Киевский клуб книголюбов «Эврика» пригласил тогда группу авторов и редакторов издательства «Молодая гвардия», делающих всесоюзно известную серию книг о науке — «Эврику». Так и оказались мы в весеннем зеленеющем Киеве, гуляли, наблюдали, как проходила на Крещатике международная велогонка, смотрели картины Врубеля, Васнецова в киевских соборах, посещали музеи, встречались с читателями. Я, по материалам своей книги «Занимательно об энергетике», вышла в 1981 году, где Атом подвергался основательной критике с позиций экологии, рассказывал книголюбам о ядерных террористах и прочих возможных ужасных последствиях атомной энергетики. Интересно, как вспоминались мои слова и прогнозы через неделю, когда Киев заполонили панические слухи? Но тогда мы ровно ничегошеньки не знали о том, что совсем рядом идет отчаянная схватка со смертельной опасностью.

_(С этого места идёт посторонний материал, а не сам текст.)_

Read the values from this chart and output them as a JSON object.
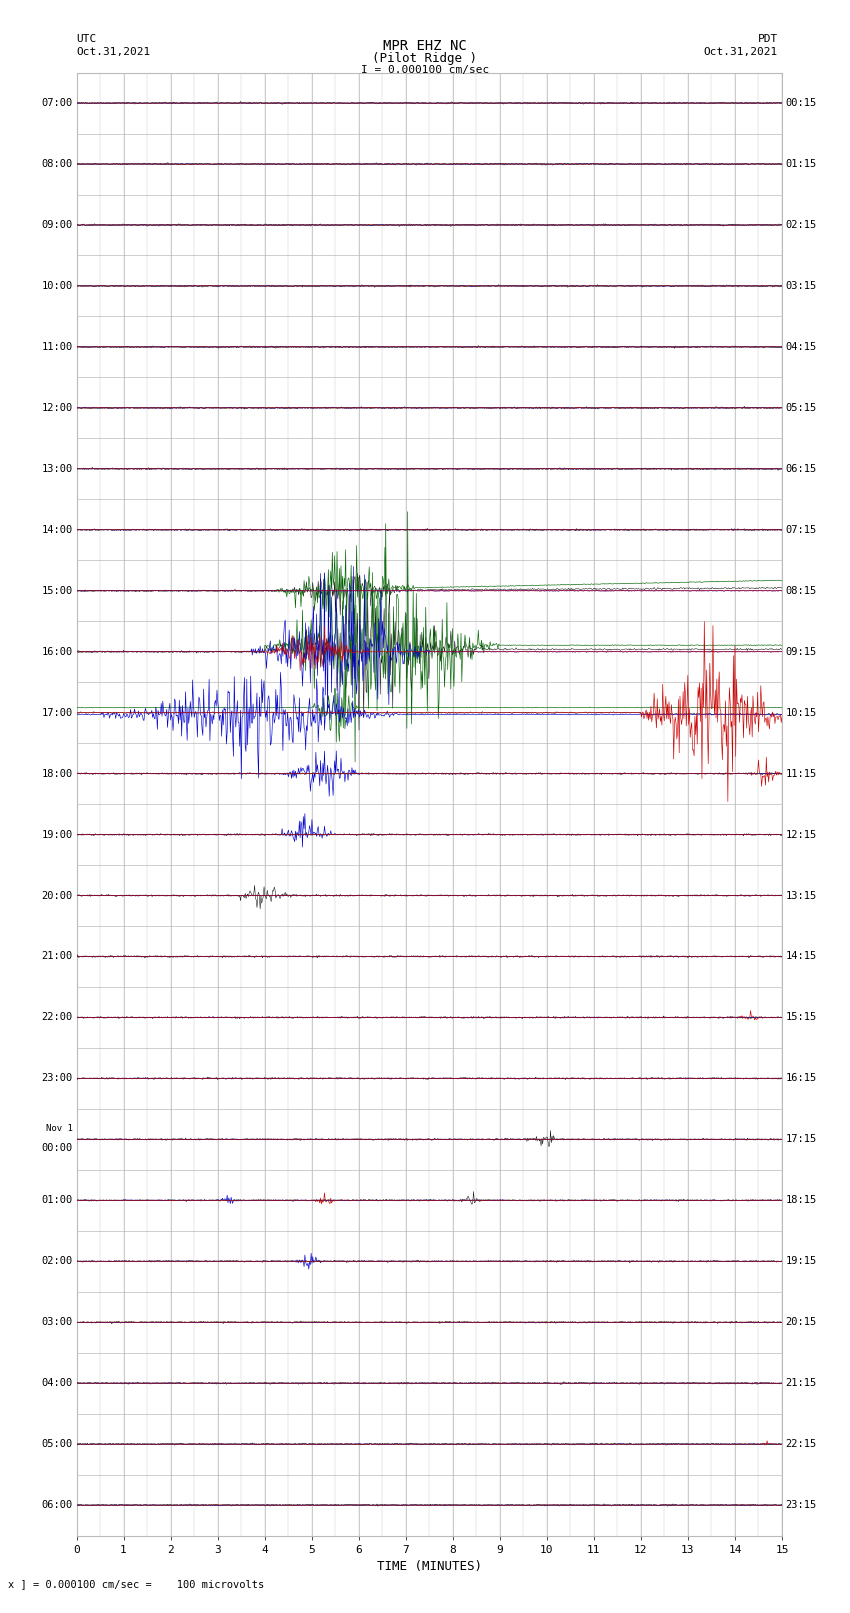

И, надо сказать, всем нам, москвичам, случайно оказавшимся в Киеве, тогда ещё крупно повезло: ветер в те дни упорно дул в северо-западном направлении. А если бы он предпочел ЮГ, как и случилось позднее? Если бы понес радиоактивные «пары» на киевские кварталы? Только по возвращении — в первые дни мая — узнали мы о Чернобыльской трагедии. Один из авторов, ездивших со мною в Киев, врач по профессии, тут же помчался проверить свою кровь, нашел какие-то изменения в лейкоцитарном, кажется, составе и упорно агитировал других участников поездки, меня в том числе, также провериться. Кажется, никто из нас на это не пошел...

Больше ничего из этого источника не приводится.